Transparency by the Numbers

Transparent is our middle name!

Compensation & Benefits

DC Central Kitchen strives to impact our community through every aspect of our operations—from our programs to our hiring practices. For example, many of our staff have graduated from our Culinary Job Training program. We hope to provide them, and all our staff, with the best opportunities in health care, insurance, retirement savings, and continued education.
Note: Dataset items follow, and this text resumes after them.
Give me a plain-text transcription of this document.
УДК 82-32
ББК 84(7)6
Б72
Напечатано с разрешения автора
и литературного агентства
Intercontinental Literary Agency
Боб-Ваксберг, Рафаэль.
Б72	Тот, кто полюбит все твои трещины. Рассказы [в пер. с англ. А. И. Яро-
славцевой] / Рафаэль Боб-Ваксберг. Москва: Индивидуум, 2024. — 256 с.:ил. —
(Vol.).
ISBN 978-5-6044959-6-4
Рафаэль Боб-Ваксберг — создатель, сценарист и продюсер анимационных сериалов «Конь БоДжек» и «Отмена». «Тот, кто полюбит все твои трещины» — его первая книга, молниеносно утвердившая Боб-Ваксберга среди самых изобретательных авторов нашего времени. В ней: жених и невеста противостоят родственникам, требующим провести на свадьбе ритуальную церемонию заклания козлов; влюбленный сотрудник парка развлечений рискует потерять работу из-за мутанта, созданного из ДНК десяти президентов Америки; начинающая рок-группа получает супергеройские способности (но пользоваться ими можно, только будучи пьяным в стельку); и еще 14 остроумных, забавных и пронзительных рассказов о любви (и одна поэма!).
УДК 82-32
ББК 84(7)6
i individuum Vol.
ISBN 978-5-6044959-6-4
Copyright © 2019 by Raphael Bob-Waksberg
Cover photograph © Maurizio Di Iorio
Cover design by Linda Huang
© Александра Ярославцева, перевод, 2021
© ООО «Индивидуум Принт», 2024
  • Highest compensation for a full-time employee - $110,000
  • Lowest compensation for a full-time employee - $26,000
  • Starting part-time wage: $12.50/hour
  • DCCK pays approximately $8,227 dollars per employee, per year, for benefits.
  • Benefits for staff:
  • Health, dental and vision coverage, free of charge, for all full time employees (after 3 months employment).
  • A $25,000 Life insurance policy for all full-time employees, free of charge, after 6 months employment.
  • Short-term and long-term disability insurance, free of charge, for all full-time employees after 6 months.
  • A 403B retirement plan with a company match of 50% (to a maximum of 5% of annual salary) for all full-time employees after 6 months.
  • Lunch provided Mon-Fri, free of charge for all staff and volunteers.
  • Medical and Child Care Flexible spending accounts and Metrobenefits for all employees that wish to participate.
  • INOVA Employee Assistance Program benefit at no charge to full-time employees.
  • Between 10-20 paid vacation days a year, depending upon tenure, and 8 paid personal/sick days a year for all full-time employees.
  • $2,500 scholarship awarded annually to an employee that is a graduate of the Culinary Job Training program.

Staff Composition

  • Total Staff: 118
  • 16% of our staff has been employed for 5 years or more.
  • 35% of our staff has been employed for 2 years or more.
  • 44% of our staff are Culinary Job Training graduates.
  • 49% of our staff are ex-offenders.
  • 19% of management and supervisory positions are held by ex-offenders.
  • 48% of our staff is female.
  • 77% of our staff are minorities.
  • 33% of our management and program directors are female.
  • 57% of senior management and program directors are female, minority, or both.
  • 63% of our staff are DC Residents.
  • Number of  Culinary Job Training graduates on board of directors: 1
  • Number of Culinary Job Training Graduates hired in 2011 (so far): 7

Program Outcomes

CULINARY JOB TRAINING

  • Class retention rate: 2008: 69%, 2009: 86%
  • Average ServeSafe Score: 2009: 89%
  • Employed at Graduation: 2008: 75%, 2009: 71%
  • Average Wage: 2009: $11.35
  • In 2008 Culinary Job Training graduates paid approximately $201,077 in payroll taxes, in 2009 they paid $209,333.
  • Criminal recidivism rate of Culinary Job Training Program graduates: 2.5% (DC rate 73%, National rate: 65%).

FIRST HELPING

  • In 2009, we obtained 125 VA housing vouchers for Veterans.
  • Placed 17 senior citizens into housing at the Robert Walker House in 2009.
  • Since 2009, we have placed 61 individuals into detoxification programs.

Financial Sustainability
We believe that the traditional notion of a “charity” is, in and of itself, unsustainable. For this reason, we continue to develop new social enterprise models to generate more revenue for our programs whileemploying more of our graduates.